Short Stories, Irish literature, Classics, Modern Fiction, Contemporary Literary Fiction, The Japanese Novel, Post Colonial Asian Fiction, The Legacy of the Austro-Hungarian Empire and quality Historical Novels are Among my Interests








Wednesday, September 17, 2014

"Downfall of the Heart" by Stefan Zweig (1925)






Stefan Zweig (1881 to 1942, born Austria, died Brazil) is experiencing a great resurgence of interest, partially thanks to Pushkin Press and The New York Review of Books publishing English translations of much of his very large body of work.   I have read and posted on a number of his works and intend to keep reading him.   (My date of publication for this story is a guess. I read it in The Collected Stories of Stefan Zweig, translated by Anthea Bell.  I really wish this valuable collection included the original date and place of publication for each story.)

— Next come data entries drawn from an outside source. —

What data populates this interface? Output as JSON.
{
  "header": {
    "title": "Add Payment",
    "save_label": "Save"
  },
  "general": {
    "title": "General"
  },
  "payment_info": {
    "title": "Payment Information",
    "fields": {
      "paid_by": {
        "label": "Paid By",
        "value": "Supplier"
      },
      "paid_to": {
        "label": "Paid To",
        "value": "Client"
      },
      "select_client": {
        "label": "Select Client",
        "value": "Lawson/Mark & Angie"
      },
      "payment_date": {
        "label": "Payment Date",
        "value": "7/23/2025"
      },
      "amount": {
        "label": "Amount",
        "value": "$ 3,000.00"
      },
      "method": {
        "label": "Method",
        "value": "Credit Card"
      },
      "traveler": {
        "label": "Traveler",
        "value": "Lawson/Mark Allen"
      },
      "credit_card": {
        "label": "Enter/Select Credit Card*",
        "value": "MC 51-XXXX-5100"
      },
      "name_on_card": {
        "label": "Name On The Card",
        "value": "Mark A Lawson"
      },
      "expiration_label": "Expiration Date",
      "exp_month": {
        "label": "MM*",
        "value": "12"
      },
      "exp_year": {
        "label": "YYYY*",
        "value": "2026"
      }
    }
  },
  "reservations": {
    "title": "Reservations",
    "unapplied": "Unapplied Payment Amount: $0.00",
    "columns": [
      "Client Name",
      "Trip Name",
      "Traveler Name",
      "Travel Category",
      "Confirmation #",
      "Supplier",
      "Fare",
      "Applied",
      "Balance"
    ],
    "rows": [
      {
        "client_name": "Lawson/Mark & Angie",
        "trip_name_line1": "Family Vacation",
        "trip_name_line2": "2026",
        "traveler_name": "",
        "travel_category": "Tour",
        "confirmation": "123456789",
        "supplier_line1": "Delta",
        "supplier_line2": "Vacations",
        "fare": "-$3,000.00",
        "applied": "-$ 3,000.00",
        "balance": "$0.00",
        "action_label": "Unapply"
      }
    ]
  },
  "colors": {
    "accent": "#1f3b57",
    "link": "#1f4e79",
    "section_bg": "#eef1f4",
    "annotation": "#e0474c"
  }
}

"The Downfall of the Heart" centers on an affluent sixtyfive year old Jewish businessman.  Working since he was fifteen, the man is on holiday with his wife and nineteen year old daughter.  They are staying at a posh hotel in Italy. He hears a noise.  To his heartbreaking horror, it is his he thought virginal daughter sneaking out of a room down the corridor from their suite.   He is almost apoplectic in his rage over this. He cannot help but imagine his daughter naked in a man's bed.  He drives himself to despair trying to figure out which of three young men in the hotel his daughter slept with.   The man has never really done anything but work to give his wife and daughter a good life.   He knows the people in the hotel his wife and daughter socialize with look down on him as not much more than a rich old Jewish peddler.   He feels out of place and uncomfortable in the company of these people.  He tells his wife he wants to end the holiday early and go home.  He ends up going back alone, his wife finding his idea outlandish.  Zweig masterfully sets out the terrible impact this has on the man.  The ending is terribly sad and i will leave it unspoiled.  The story is very visual and I could see the decline of the old man, his withdrawal into himself.

I really liked this story a lot.  

Mel u




1 comment:

Lydgate said...

Interesting about Zweig, who has inspired "The Budapest Hotel" and whose stories are also available in a German Easy Reader. Also much on You-Tube about him. I am also interested in his friendship with Joseph Roth, another enormously interesting author.